Dr. András Strassz, Chief Medical Officer at Heidelberg Pharma, highlighted the positive impact of adapted dosing strategies on limiting platelet count reduction observed in previous cohorts. This advancement allows for further dose escalation, with the first patients of Cohort 7 already dosed. The company anticipates publishing efficacy and additional safety data from this patient group at scientific conferences in 2025.
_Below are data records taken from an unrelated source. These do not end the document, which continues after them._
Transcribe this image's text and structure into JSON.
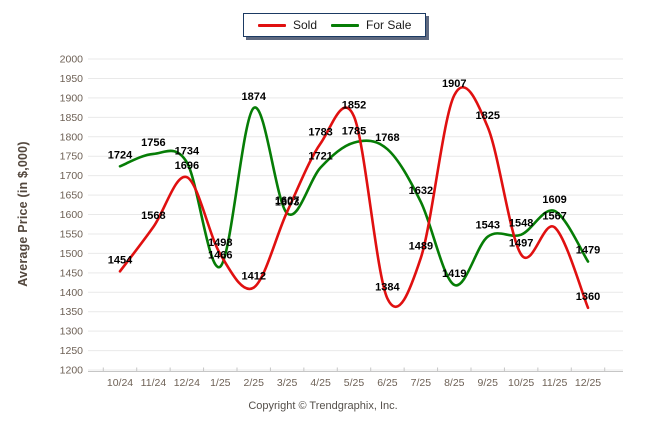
{
  "page": {
    "background": "#ffffff"
  },
  "legend": {
    "items": [
      {
        "label": "Sold",
        "color": "#e01010"
      },
      {
        "label": "For Sale",
        "color": "#067d06"
      }
    ]
  },
  "footer": {
    "copyright": "Copyright © Trendgraphix, Inc."
  },
  "colors": {
    "sold": "#e01010",
    "for_sale": "#067d06",
    "grid": "#e9e9e9",
    "axis_line": "#c6c6c6",
    "tick_text": "#6e6156",
    "data_label": "#000000",
    "legend_border": "#1b3a63"
  },
  "chart_data": {
    "type": "line",
    "title": "",
    "xlabel": "",
    "ylabel": "Average Price (in $,000)",
    "x": [
      "10/24",
      "11/24",
      "12/24",
      "1/25",
      "2/25",
      "3/25",
      "4/25",
      "5/25",
      "6/25",
      "7/25",
      "8/25",
      "9/25",
      "10/25",
      "11/25",
      "12/25"
    ],
    "series": [
      {
        "name": "Sold",
        "color": "#e01010",
        "values": [
          1454,
          1568,
          1696,
          1498,
          1412,
          1607,
          1783,
          1852,
          1384,
          1489,
          1907,
          1825,
          1497,
          1567,
          1360
        ]
      },
      {
        "name": "For Sale",
        "color": "#067d06",
        "values": [
          1724,
          1756,
          1734,
          1466,
          1874,
          1603,
          1721,
          1785,
          1768,
          1632,
          1419,
          1543,
          1548,
          1609,
          1479
        ]
      }
    ],
    "ylim": [
      1200,
      2000
    ],
    "ytick_step": 50,
    "grid": "horizontal",
    "legend_position": "top-center",
    "data_labels": true
  }
}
The ongoing Phase I/IIa clinical study is a non-randomised, open label study enrolling patients with relapsed or refractory multiple myeloma or other plasma cell disorders expressing BCMA. It aims to assess the safety, tolerability, pharmacokinetics, and efficacy of HDP-101. Clinical data from Cohort 5 revealed complete remission in one heavily pre-treated patient, who showed an objective improvement in the 2nd cycle of treatment and sustained response for over a year after the 11th cycle. Other patients also demonstrated biological activity and objective responses, underscoring HDP-101's potential as a promising treatment option.
Heidelberg Pharma is pioneering the use of Amanitin, a compound from the green death cap mushroom, in cancer therapy through its ATAC technology. This innovative approach combines the specificity of antibodies with the efficacy of toxins to target and kill diseased cells, offering new hope for patients with malignant hematologic and solid tumors.